Sunday, February 27, 2011

150-Years-Ago - WARLIKE PREPARATIONS AT THE SOUTH

Richmond Daily Dispatch
February 27, 1861



Confederate soldier
(Library of Congress)
 --The Southern papers are full of items concerning the warlike preparations in the Confederated States. There are three powder mills in PickensDistrict, S. C., turning out some 50 kegs a day. A firm in Savannah has contracted for 3,000 shot and shell for South Carolina, and another firm, in Mobile, is casting cannon balls, grape, &c. A company of 70 recruits, for the South Carolina army, passed through Augusta, Ga., on the 23d inst., from Tennessee. For the regular army of Georgia, recruiting is going on all over that State. In Athens a company of 40 had been enlisted up to the close of last week. The volunteers in Fort Pulaski are to be discharged, and the new regulars substituted for them.

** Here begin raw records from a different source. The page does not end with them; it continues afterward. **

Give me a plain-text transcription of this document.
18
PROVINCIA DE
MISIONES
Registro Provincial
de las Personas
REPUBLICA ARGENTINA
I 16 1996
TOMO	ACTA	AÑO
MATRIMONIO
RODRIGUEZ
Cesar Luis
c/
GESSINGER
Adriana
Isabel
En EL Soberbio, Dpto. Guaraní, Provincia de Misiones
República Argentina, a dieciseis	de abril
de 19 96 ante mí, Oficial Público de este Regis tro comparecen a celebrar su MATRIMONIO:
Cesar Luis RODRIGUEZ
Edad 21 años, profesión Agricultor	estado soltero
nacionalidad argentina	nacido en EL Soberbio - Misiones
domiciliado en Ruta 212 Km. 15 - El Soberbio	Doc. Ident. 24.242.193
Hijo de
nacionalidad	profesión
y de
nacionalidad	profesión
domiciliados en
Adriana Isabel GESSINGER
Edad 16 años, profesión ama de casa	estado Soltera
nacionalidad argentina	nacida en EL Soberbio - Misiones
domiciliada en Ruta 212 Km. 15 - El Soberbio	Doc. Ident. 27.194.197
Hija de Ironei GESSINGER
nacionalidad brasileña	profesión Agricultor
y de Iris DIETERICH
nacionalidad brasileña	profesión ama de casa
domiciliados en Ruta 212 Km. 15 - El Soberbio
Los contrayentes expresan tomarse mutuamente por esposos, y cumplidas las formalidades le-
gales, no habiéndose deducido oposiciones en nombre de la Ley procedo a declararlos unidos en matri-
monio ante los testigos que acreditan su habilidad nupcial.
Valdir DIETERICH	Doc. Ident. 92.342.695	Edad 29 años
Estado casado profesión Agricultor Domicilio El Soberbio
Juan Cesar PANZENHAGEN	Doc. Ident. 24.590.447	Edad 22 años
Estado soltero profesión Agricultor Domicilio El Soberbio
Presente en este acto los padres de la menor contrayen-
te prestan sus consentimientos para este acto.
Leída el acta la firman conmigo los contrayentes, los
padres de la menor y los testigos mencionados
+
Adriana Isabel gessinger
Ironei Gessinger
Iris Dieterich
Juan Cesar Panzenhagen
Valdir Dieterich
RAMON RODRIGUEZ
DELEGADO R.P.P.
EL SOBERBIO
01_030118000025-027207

The Columbus Times publishes a letter from a delegate to the Southern Congress, in which he says:



"We intend to put the strongest force in the field which can be raised, and the President will accept from the States all the men that may be tendered. They will be received with their own officers, but the President must settle all questions of rank and position under the authority of Congress. My information is, that Davis will endeavor to secure for the officers of the U. S. Army, who have resigned, the best positions first, upon the ground that they are experienced and capable. There has, as yet, been nothing done by the Congress as to the raising of troops, except, possibly, in committee. We are delaying much time over the most trivial matters. We have a set of new men, uninformed upon the laws of the United States, and all anxious to speak."